Abstract
Background The aim of this study is to determine the frequency of obstructive sleep apnoea syndrome (OSAS) in a study group with the diagnosis of subclinical hypothyroidism and in a control group without the diagnosis of subclinical hypothyroidism. This study compares these two groups in terms of demographic characteristics, chronic diseases and especially polysomnographic data.
Methods A total of 120 patients were included in this study. They consisted of 60 patients with newly diagnosed subclinical hypothyroidism and a control group of 60 patients with normal thyroid functions.
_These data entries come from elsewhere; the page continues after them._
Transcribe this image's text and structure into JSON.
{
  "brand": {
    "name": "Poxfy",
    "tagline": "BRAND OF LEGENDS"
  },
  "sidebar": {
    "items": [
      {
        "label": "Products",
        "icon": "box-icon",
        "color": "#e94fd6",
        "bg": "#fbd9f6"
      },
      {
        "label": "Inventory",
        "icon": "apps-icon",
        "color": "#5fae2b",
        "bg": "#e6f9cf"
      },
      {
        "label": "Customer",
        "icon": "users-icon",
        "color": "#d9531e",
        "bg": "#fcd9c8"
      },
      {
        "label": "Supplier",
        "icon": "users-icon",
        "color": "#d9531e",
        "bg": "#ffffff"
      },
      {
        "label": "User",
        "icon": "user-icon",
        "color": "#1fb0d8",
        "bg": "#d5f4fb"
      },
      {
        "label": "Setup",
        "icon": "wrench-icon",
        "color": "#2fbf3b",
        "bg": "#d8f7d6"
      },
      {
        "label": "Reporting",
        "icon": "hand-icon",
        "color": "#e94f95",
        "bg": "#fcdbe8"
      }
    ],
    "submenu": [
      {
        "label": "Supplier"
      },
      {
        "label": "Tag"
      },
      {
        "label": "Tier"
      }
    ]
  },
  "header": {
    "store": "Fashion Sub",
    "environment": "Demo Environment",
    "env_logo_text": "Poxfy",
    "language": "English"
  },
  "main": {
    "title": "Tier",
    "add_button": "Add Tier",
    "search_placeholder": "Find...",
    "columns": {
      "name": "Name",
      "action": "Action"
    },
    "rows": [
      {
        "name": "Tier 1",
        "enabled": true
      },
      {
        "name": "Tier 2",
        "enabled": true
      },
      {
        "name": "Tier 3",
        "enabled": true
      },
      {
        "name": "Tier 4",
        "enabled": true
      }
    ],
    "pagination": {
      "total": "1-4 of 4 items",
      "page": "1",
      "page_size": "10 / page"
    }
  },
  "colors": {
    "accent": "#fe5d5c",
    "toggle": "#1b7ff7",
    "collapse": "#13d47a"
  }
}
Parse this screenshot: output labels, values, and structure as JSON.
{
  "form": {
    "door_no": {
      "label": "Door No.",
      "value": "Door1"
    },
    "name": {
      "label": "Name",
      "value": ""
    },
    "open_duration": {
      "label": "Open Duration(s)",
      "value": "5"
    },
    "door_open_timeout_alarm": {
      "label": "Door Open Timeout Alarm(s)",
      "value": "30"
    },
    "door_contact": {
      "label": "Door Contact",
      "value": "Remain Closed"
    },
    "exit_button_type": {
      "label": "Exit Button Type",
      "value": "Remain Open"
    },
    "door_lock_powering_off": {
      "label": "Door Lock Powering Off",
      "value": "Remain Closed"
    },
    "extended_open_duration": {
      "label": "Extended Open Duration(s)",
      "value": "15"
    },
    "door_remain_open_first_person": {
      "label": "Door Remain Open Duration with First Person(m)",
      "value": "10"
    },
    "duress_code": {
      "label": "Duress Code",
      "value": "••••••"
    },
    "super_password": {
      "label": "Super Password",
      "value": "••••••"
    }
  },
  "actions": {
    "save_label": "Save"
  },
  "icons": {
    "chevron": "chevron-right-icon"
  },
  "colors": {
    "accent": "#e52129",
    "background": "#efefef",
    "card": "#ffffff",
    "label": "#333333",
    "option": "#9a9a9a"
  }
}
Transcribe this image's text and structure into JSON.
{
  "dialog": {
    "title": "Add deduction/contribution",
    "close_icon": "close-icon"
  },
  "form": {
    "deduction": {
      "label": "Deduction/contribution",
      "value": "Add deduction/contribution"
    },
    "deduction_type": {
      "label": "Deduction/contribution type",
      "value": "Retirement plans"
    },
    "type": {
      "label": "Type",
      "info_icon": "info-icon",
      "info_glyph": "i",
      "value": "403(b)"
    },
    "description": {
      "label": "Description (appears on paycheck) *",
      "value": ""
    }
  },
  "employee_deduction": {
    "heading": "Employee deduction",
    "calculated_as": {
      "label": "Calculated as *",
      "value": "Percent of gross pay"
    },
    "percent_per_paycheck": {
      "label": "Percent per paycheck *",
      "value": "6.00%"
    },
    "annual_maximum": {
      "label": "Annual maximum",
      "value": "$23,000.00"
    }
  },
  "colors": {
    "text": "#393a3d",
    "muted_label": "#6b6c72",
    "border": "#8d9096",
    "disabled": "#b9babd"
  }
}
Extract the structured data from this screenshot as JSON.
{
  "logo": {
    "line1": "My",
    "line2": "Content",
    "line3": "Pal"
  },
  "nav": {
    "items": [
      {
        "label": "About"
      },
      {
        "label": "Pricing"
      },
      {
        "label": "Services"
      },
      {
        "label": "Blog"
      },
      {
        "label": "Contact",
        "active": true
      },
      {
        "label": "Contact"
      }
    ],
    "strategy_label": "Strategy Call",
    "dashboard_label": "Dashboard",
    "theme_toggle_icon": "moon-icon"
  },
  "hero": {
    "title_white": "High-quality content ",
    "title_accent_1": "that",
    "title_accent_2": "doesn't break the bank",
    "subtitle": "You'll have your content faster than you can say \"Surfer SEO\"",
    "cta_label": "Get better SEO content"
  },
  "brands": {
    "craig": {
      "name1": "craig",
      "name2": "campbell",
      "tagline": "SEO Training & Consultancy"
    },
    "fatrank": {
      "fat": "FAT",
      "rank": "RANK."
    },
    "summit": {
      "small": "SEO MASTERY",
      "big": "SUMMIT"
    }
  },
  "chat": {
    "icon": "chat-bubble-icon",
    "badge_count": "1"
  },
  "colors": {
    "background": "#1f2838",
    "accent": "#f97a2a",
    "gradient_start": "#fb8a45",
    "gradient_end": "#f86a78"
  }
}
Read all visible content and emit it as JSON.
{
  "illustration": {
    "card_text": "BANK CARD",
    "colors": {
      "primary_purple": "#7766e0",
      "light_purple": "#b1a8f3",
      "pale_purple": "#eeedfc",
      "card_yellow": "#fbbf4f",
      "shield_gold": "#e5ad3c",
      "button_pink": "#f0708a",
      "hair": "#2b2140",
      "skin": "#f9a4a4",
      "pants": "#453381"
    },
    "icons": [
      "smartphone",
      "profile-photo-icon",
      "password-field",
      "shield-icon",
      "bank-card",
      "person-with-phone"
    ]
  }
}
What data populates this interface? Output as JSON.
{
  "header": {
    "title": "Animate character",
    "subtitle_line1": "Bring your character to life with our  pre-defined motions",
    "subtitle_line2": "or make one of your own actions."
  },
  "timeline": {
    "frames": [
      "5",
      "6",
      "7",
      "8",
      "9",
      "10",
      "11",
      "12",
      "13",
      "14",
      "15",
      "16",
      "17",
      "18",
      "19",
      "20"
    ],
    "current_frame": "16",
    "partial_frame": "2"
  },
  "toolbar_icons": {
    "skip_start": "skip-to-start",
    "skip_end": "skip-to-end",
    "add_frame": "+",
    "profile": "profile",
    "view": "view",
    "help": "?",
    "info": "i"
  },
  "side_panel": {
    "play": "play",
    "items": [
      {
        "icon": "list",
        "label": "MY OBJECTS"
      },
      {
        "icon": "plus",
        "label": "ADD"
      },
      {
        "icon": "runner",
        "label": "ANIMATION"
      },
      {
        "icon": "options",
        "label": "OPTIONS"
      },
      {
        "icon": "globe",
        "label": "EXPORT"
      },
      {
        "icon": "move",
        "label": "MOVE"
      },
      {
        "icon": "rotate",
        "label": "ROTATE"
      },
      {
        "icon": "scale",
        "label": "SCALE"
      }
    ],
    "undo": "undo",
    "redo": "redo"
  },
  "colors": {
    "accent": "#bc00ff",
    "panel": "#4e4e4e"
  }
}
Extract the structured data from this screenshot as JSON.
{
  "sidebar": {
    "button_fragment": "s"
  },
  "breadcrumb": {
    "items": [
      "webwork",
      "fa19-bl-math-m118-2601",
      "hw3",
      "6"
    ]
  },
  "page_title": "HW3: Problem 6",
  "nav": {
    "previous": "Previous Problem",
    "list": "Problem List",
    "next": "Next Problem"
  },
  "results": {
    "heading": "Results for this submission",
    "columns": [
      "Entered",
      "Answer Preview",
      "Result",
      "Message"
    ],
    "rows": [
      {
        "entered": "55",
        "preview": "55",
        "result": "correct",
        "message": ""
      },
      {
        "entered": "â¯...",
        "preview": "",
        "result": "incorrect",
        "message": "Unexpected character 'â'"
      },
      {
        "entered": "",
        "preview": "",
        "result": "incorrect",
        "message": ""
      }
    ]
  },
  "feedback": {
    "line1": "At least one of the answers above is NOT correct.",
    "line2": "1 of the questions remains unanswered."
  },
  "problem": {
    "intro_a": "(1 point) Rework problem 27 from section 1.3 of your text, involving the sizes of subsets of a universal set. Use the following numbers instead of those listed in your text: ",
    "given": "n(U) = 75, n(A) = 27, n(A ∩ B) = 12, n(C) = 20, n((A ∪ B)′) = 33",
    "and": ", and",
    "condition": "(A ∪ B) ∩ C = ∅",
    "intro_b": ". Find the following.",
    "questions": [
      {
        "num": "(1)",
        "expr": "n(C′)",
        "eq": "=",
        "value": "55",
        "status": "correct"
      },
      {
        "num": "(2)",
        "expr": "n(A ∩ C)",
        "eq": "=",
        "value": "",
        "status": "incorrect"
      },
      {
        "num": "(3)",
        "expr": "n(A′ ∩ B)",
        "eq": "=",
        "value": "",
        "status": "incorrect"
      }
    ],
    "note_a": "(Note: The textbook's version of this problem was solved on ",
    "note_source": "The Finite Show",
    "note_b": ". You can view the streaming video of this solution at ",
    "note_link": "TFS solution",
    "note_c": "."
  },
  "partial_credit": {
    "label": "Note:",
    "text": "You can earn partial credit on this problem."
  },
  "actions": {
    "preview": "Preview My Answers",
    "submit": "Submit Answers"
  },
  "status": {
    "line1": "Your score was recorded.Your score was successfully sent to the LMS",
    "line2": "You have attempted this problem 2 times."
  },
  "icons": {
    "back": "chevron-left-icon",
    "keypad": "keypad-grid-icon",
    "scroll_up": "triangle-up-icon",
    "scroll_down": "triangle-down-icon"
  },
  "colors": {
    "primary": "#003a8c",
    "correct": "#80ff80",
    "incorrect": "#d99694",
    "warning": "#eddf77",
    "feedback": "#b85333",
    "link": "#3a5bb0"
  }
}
Demographic, anthropometric, polysomnography data and Epworth Sleepiness Scale scores of the patients were recorded and compared.
Results Any significant difference in the frequency and severity of OSAS was not detected. A significant difference was found in the oxygen desaturation index (ODI), the apnoea–hypopnoea index (AHI) in rapid eye movement sleep, the AHI in supine sleep position and the arousal index of the group experiencing subclinical hypothyroidism with OSAS.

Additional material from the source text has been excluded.